Electronic Health Record: The advantage of the EHR is that identifiers other than the health record number—such as the patient name and patient account number—can be used to retrieve the information.

HIM Interdepartmental Relationships

The HIM department must work with many departments to ensure they have the information that they need to perform their job. Departments include:

Patient registration

Billing department

Patient care department

Information systems

Quality management

HIM Information Systems

Disclosure of Health Information - The systems that track the disclosure of health information track requests for information from patients, insurance companies, and other requesters.

Chart Tracking - tracks the location of the health record but will eventually become obsolete when paper health records are eliminated. The chart tracking information system records who checked it out, where it went and how long it has been checked out.

Coding - An encoder assigns the diagnosis and procedure codes; the grouper uses the codes assigned to determine the diagnostic-related group or another grouping.

HIM Information Systems Cont.

Registries - registry is a database on specific diseases and procedures

Billing - HIM department may or may not directly use the billing system. The encoder and grouper may submit the codes and other data directly to the billing system or it may be entered manually by the coder.

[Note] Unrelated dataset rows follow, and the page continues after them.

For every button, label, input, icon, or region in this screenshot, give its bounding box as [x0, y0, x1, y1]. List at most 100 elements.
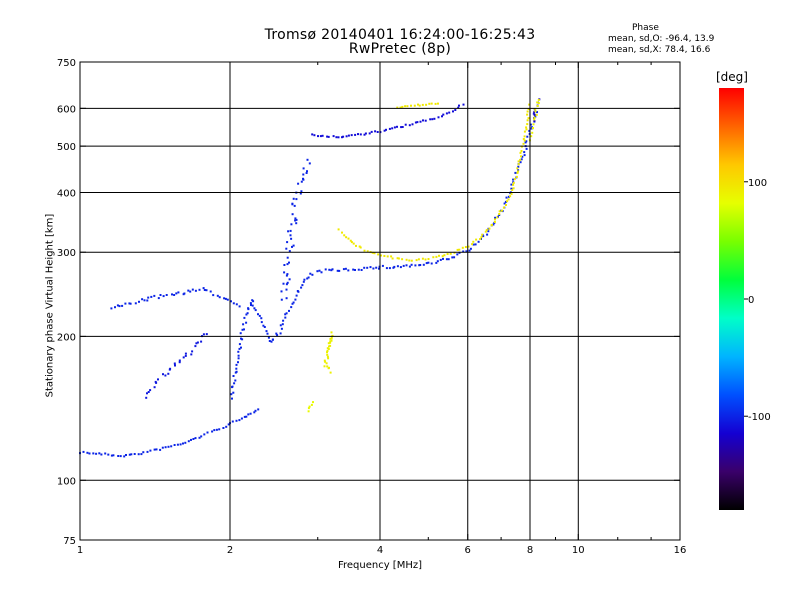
data-point	[537, 98, 540, 101]
data-point	[141, 298, 144, 301]
data-point	[330, 269, 333, 272]
data-point	[408, 265, 411, 268]
data-point	[330, 339, 333, 342]
data-point	[238, 419, 241, 422]
data-point	[285, 297, 288, 300]
data-point	[534, 108, 537, 111]
data-point	[137, 453, 140, 456]
data-point	[216, 294, 219, 297]
data-point	[502, 206, 505, 209]
data-point	[178, 359, 181, 362]
data-point	[309, 272, 312, 275]
data-point	[406, 105, 409, 108]
data-point	[289, 229, 292, 232]
data-point	[328, 366, 330, 369]
data-point	[458, 248, 461, 251]
data-point	[369, 266, 372, 269]
data-point	[184, 352, 187, 355]
data-point	[293, 204, 296, 207]
data-point	[467, 245, 470, 248]
data-point	[422, 119, 424, 122]
data-point	[481, 233, 484, 236]
data-point	[198, 436, 201, 439]
data-point	[493, 221, 496, 223]
data-point	[517, 170, 519, 173]
data-point	[399, 106, 402, 109]
data-point	[519, 161, 522, 164]
data-point	[520, 158, 523, 161]
data-point	[465, 250, 468, 253]
data-point	[302, 173, 305, 176]
data-point	[142, 451, 145, 454]
data-point	[175, 292, 178, 295]
data-point	[414, 121, 417, 124]
stats-heading: Phase	[632, 23, 659, 33]
data-point	[326, 349, 329, 352]
data-point	[344, 267, 347, 270]
data-point	[218, 428, 221, 431]
data-point	[128, 302, 131, 305]
data-point	[331, 268, 334, 271]
data-point	[130, 453, 133, 456]
x-tick-label: 2	[227, 545, 233, 556]
data-point	[173, 294, 176, 296]
data-point	[366, 250, 369, 253]
data-point	[118, 305, 121, 308]
data-point	[526, 119, 529, 122]
data-point	[374, 130, 377, 133]
data-point	[243, 316, 246, 319]
data-point	[391, 127, 394, 130]
data-point	[396, 125, 398, 128]
data-point	[311, 273, 314, 276]
data-point	[327, 135, 330, 138]
data-point	[301, 284, 304, 287]
y-tick-label: 100	[57, 476, 76, 487]
data-point	[191, 288, 194, 291]
data-point	[104, 452, 107, 455]
data-point	[257, 313, 259, 316]
data-point	[462, 103, 465, 106]
data-point	[363, 266, 366, 269]
data-point	[329, 344, 332, 347]
data-point	[150, 295, 153, 298]
data-point	[240, 337, 242, 340]
data-point	[251, 304, 254, 307]
data-point	[445, 258, 448, 261]
colorbar-unit: [deg]	[716, 70, 748, 84]
data-point	[517, 163, 520, 166]
data-point	[140, 453, 143, 456]
data-point	[526, 135, 529, 138]
data-point	[391, 257, 394, 260]
data-point	[173, 362, 176, 365]
data-point	[257, 408, 260, 411]
data-point	[167, 445, 170, 448]
data-point	[245, 313, 248, 316]
data-point	[456, 248, 459, 251]
data-point	[486, 233, 489, 236]
data-point	[258, 314, 261, 317]
data-point	[95, 452, 98, 455]
x-tick-label: 16	[674, 545, 687, 556]
data-point	[164, 374, 167, 377]
data-point	[302, 178, 305, 181]
data-point	[237, 357, 240, 360]
data-point	[528, 103, 531, 106]
data-point	[146, 299, 149, 302]
data-point	[267, 336, 270, 339]
data-point	[512, 183, 515, 186]
data-point	[237, 361, 239, 364]
data-point	[285, 288, 288, 291]
data-point	[399, 266, 402, 269]
data-point	[237, 354, 240, 357]
data-point	[196, 341, 199, 344]
data-point	[418, 104, 421, 107]
data-point	[335, 136, 338, 139]
data-point	[169, 367, 172, 370]
data-point	[485, 229, 488, 232]
data-point	[213, 429, 216, 432]
data-point	[523, 135, 526, 138]
colorbar-tick-label: 0	[748, 295, 754, 306]
data-point	[519, 158, 522, 161]
data-point	[292, 301, 295, 304]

Quality Improvement - they are repositories of data that are used to monitor trends, generate statistics, monitor outcomes, and improve the quality of the documentation in the EHR

Personal Health Records - A personal health record (PHR) is an electronic or paper health record maintained and updated by an individual for himself or herself; a tool that individuals can use to collect, track, and share past and current information about their health or the health of someone in their care.